A corporate entity is considered medium or large if it meets at least two of the following criteria for two consecutive financial years:
- Turnover exceeding £10.2 million (rising to £15 million from April 6, 2025)
- Balance sheet total over £5.1 million (increasing to £7.5 million from April 6, 2025)
- More than 50 employees (unchanged from April 6, 2025)
If a company does not meet at least two of the criteria for two consecutive years, it will be reclassified as small. For groups, the sizes of all members are combined to determine status.
How do the Courts decide Employment status?
The starting point is to review the engagement contract, obtain the relevant facts of the working relationship from both the engager and the worker and then form a ‘hypothetical contract’ of the actual working terms and conditions. Unfortunately, as proven in the Supreme Court decision of Autoclenz Ltd v Belcher and others, the reality of the working relationship does not always mirror that contained in the contract.

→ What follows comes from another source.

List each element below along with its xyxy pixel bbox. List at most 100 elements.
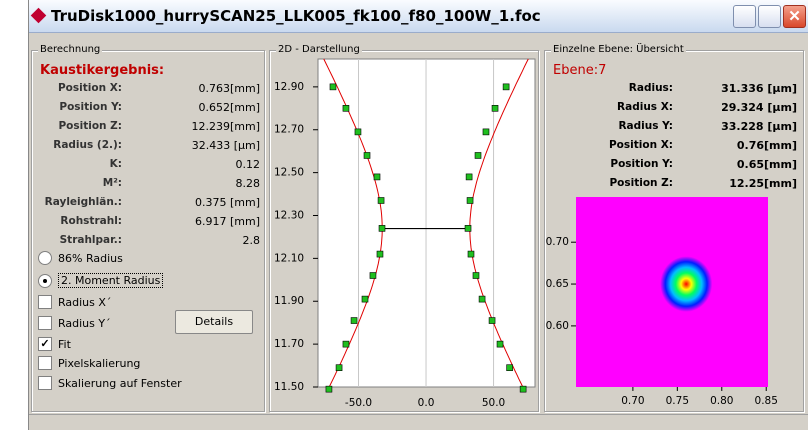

Once the hypothetical contract has been drawn, the employment status indicators mentioned above are used to determine if the contract is one of employment or self-employment.
What happens if you get the employment status wrong?
Employment status is a significant risk and is always reviewed during HMRC compliance checks. If HMRC disputes a worker’s status, they will assess Income tax and NI liabilities for the past six completed tax years if the worker is a sole trader. For those engaged through a PSC or intermediary, assessments will start from April 2021, provided the end client is a medium or large entity in the private sector.
Summary
In the Autumn Statement 2024, the Government announced the recruitment and training of 500 new compliance officers. Furthermore, during a speech marking the 20th anniversary of HMRC, hosted by the Chartered Institute of Taxation (‘CIOT’) and Institute of Chartered Accountants (‘ICA’), the Exchequer Secretary James Murray MP revealed that an additional 600 compliance staff will begin work on early 2025. The use of AI will also help better target cases for review.
This initiative, along with investments to modernize HMRC systems and new legislation aimed at tackling non-compliant tax avoidance, is expected to raise £6.5 billion per year by 2029/30. It is anticipated that HMRC compliance activity will increase in the 2025/26 and subsequent tax years.
Understanding employment status can be complex, as even judges have arrived at different decisions based on seemingly similar facts. However, the tax cases mentioned below should be reviewed and lessons learnt taken on board and implemented.
Our article in the Winter Employment Tax Briefing offers guidance on navigating the complexities of employment status, drawing lessons from recent cases involving media celebrity Kaye Adams (AHPL v HMRC EWCA Civ 501) and PGMOL v HMRC [2024] UKSC 29.
Additionally, HMRC has produced guidance on how to comply with IR35 OPW rules to avoid common mistakes.
What can companies do to remain compliant?
It is anticipated that HMRC will use the guidance to assess companies’ employment status processes, controls, and governance, so it is recommended that you review your Off Payroll Worker population to ensure that the correct employment status determination has been made. As shown in recent cases such as Phil Thompson’s (UT Neutral citation number: [2025] UKUT 00094 (TCC) UT (Tax & Chancery) Case Number: UT-2024-000044), having a robust contract which is a true reflection of the working relationship (i.e. self-employment will help defend any employment status challenge by HMRC. You should also review and amend your employment status processes, as necessary to comply with the prevailing case law.